Research Project
10363328
ABSTRACT Gastroparesis is a chronic gastrointestinal motility disorder characterized by delayed gastric emptying, chronic abdominal pain, nausea and vomiting. Its incidence has increased 3-fold in the last decade, which has increased healthcare costs by 10-fold. It is suggested that immune dysregulation plays a role in the pathophysiology of the disease; however, the immune cellular mechanisms remain largely unknown, especially in humans. This is largely in part because of limited knowledge on the types and functions of immune cells present in the human stomach. This gap in knowledge presents a significant barrier to understanding the cellular mechanisms of disease, and for the rational design of novel therapeutic strategies. Our preliminary data using mass cytometry (CyTOF) shows that the human stomach harbors mononuclear phagocyte populations that are more diverse than previously appreciated.
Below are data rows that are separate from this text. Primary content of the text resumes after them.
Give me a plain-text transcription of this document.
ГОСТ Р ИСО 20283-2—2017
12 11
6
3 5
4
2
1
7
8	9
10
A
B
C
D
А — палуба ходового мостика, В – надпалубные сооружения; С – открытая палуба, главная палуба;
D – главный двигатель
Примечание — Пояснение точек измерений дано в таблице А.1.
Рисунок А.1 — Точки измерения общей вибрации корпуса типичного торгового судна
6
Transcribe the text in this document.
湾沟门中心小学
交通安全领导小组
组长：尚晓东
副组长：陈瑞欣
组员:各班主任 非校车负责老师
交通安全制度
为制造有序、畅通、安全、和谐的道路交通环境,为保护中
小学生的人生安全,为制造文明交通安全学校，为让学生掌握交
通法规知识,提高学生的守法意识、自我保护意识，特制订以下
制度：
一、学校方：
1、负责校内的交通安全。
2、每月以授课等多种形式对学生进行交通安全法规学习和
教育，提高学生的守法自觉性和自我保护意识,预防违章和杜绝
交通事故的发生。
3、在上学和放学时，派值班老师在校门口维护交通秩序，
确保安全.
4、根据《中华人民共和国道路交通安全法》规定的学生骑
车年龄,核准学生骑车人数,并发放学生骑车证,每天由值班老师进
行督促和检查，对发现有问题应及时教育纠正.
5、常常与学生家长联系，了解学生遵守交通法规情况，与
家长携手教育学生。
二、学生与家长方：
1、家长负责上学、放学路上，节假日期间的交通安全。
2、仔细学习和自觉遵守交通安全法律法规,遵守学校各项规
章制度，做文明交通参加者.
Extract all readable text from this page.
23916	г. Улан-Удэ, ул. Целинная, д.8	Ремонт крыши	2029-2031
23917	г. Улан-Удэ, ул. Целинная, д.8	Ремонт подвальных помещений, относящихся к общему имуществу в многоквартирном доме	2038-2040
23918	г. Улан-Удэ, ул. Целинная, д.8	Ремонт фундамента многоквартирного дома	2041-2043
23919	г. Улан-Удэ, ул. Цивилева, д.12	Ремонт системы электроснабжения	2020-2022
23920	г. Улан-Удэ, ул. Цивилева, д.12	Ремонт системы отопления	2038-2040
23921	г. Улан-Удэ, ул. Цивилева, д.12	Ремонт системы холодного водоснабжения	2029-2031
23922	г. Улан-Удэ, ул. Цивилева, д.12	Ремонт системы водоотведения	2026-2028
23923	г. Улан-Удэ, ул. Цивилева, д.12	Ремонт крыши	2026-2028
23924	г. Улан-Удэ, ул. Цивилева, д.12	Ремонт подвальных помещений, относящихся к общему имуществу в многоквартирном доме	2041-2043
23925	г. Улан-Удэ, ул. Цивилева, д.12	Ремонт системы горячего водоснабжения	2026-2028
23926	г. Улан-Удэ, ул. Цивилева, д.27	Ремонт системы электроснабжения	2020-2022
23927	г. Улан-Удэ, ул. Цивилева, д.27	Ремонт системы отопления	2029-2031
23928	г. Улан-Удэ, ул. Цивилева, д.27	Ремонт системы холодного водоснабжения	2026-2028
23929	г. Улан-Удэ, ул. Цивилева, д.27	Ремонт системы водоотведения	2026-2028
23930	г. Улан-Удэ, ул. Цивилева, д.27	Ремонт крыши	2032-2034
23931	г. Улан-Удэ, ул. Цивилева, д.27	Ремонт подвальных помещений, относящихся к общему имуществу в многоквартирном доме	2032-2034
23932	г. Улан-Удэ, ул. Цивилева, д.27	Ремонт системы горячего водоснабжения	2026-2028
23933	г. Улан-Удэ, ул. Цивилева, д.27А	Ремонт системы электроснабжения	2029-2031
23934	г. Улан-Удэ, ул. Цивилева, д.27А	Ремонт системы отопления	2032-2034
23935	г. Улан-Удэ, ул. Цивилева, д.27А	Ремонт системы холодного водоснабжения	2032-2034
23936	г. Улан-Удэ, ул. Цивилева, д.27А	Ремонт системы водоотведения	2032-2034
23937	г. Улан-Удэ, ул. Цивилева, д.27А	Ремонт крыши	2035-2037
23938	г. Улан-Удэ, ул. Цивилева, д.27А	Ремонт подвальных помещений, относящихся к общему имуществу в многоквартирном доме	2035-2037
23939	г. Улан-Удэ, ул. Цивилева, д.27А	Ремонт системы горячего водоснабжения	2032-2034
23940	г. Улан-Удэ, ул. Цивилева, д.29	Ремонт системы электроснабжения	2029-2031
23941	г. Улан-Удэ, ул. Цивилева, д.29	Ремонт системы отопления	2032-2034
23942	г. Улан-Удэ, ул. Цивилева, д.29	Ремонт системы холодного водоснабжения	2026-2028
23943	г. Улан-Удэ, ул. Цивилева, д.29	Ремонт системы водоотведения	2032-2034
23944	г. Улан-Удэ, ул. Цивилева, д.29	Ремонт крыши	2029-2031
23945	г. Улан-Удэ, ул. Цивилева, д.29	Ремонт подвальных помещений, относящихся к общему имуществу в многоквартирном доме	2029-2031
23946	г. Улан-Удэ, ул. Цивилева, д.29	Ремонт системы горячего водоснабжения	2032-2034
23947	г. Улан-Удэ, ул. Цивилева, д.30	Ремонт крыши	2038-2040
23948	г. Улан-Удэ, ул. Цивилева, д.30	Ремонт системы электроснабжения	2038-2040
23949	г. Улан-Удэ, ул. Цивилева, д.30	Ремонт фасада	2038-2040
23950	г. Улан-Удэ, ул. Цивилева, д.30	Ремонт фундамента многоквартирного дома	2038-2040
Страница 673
Our studies also point, for the first time, to a disease that affects not only the stomach muscularis as previously suggested, but also the stomach mucosa. Importantly, mononuclear phagocytes in the mucosa of gastroparesis patients are dysregulated in numbers and function, which correlates with delayed stomach emptying. Based on these data, our central hypothesis is that gastroparesis patients harbor dysregulated mucosa and muscularis mononuclear phagocytes that contribute to the pathophysiology of the disease. In three specific aims, we propose to resolve the identity and dysregulation of stomach mucosa and muscularis mononuclear phagocytes in gastroparesis patients at a resolution that has not been done until now. We will also explore the role of a neuronal peptide in modulating stomach mononuclear phagocyte function during gastroparesis. To achieve these aims, we will take advantage of approaches that allow for the identification of mononuclear phagocytes in an unbiased fashion. These approaches will be combined with ex vivo functional assays and a mouse model of stomach emptying with the goal of unraveling cellular mechanisms of disease. Our rationale is that by investigating the identity, i.e., phenotype and function, of human stomach mononuclear phagocytes, we can elucidate the cellular mechanisms underpinning delayed stomach emptying in gastroparesis. This proposal has the potential to impact the rational design of therapeutic strategies for gastroparesis.